Sejumlah guru dan siswa Sekolah Indonesia Riyadh (SIR) hadir dalam acara “Bedah Buku Syekh Nawawi Al Bantani (1812-1897) Mahaguru Ulama Hijaz dan Ulama Nusantara Abad 19” di Aula Serbaguna KBRI Riyadh, pada Rabu, 3 Januari 2024.
Acara yang berlangsung dari pukul 09.00 hingga 12.00 WAS ini berlangsung cukup hangat.
Pemateri yang hadir adalah dua penulis buku tersebut, yaitu Dr. Siti Ma’rifah Ma’ruf Amin dan Prof. Mufti Ali, PhD.
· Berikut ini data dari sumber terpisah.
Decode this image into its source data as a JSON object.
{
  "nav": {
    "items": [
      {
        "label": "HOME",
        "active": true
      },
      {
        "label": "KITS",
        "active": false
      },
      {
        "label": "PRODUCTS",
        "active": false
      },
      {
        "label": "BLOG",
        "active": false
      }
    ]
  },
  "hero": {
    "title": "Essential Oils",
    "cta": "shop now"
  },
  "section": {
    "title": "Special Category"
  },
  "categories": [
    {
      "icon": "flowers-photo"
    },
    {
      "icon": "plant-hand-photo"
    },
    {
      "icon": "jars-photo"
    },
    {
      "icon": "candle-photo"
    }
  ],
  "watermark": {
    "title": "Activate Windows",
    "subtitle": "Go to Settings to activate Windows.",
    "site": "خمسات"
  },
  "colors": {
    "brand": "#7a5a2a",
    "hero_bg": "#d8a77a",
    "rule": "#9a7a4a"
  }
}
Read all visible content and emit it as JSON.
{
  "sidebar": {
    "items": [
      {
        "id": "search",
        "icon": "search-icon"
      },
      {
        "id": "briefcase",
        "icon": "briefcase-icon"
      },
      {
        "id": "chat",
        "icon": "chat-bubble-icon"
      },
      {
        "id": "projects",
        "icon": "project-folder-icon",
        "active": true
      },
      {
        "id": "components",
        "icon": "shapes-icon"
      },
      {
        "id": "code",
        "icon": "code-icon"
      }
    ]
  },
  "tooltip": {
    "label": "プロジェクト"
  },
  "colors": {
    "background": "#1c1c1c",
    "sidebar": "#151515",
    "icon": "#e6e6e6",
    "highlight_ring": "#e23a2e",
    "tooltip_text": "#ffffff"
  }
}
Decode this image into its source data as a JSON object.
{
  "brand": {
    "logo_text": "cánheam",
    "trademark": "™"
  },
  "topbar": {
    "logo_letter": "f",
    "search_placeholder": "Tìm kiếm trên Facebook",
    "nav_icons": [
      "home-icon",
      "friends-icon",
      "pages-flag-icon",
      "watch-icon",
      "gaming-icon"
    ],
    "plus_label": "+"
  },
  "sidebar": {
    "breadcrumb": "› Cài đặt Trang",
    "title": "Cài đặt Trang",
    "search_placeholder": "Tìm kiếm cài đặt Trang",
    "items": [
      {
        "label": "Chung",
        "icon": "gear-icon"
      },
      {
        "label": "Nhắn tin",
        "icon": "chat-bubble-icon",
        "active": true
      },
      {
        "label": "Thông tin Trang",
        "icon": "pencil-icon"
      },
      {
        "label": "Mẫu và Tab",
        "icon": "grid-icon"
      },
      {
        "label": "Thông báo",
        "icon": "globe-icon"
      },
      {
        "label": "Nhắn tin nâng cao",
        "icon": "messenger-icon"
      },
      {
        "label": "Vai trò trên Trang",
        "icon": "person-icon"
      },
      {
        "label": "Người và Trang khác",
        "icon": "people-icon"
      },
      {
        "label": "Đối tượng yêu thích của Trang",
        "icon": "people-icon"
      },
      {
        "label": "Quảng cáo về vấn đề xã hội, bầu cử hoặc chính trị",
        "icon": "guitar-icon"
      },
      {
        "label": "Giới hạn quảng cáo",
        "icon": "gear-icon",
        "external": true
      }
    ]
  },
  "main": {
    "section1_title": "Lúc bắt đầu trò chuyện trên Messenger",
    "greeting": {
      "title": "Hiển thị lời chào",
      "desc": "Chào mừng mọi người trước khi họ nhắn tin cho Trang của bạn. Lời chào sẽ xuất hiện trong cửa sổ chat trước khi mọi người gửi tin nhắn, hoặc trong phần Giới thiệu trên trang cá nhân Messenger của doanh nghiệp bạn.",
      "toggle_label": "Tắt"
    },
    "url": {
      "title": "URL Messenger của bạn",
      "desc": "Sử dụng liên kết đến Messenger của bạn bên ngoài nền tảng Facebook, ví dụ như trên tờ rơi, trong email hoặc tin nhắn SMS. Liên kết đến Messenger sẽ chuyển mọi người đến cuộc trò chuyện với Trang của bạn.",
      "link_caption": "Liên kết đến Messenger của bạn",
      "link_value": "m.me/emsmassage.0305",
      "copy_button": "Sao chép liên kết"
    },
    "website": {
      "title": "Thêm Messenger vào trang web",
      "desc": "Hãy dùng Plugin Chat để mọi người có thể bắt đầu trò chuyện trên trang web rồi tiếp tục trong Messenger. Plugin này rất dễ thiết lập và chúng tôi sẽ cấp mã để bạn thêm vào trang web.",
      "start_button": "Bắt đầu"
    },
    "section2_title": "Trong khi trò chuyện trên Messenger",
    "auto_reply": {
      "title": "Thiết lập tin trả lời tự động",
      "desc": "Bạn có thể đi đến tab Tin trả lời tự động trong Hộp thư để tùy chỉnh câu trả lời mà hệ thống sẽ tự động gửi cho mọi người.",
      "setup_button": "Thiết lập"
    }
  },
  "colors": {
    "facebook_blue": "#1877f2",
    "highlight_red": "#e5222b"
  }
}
Siti Ma’rifah mengatakan, “Kenapa acara bedah buku ini diadakan di Arab Saudi?, ya karena Syekh Nawawi sebagian besar menghabiskan hidupnya di Saudi.”
Beliau memaparkan bahwa Syekh Nawawi Al Bantani telah menulis ratusan kitab tetapi yang dikaji baru sekitar 20-an.
Para pengkaji kitab karya Syekh Nawawi bukan hanya orang-orang Indonesia tapi juga dari negara lain.
“Karya beliau bukan hanya dikaji di pesantren di Indonesia, tapi juga di Malaysia,” ujar Siti.
Siti memaparkan, dalam kamus Arab Al Munjid ada 2 tokoh asal Indonesia yang ditulis, yaitu Sukarno dan Nawawi Al Bantani.
Hal ini, lanjut Siti, karena Sukarno berhasil menggerakkan bangsa Indonesia untuk merdeka, begitupun juga Syekh Nawawi menjadi penyebar ilmu dan penggerak.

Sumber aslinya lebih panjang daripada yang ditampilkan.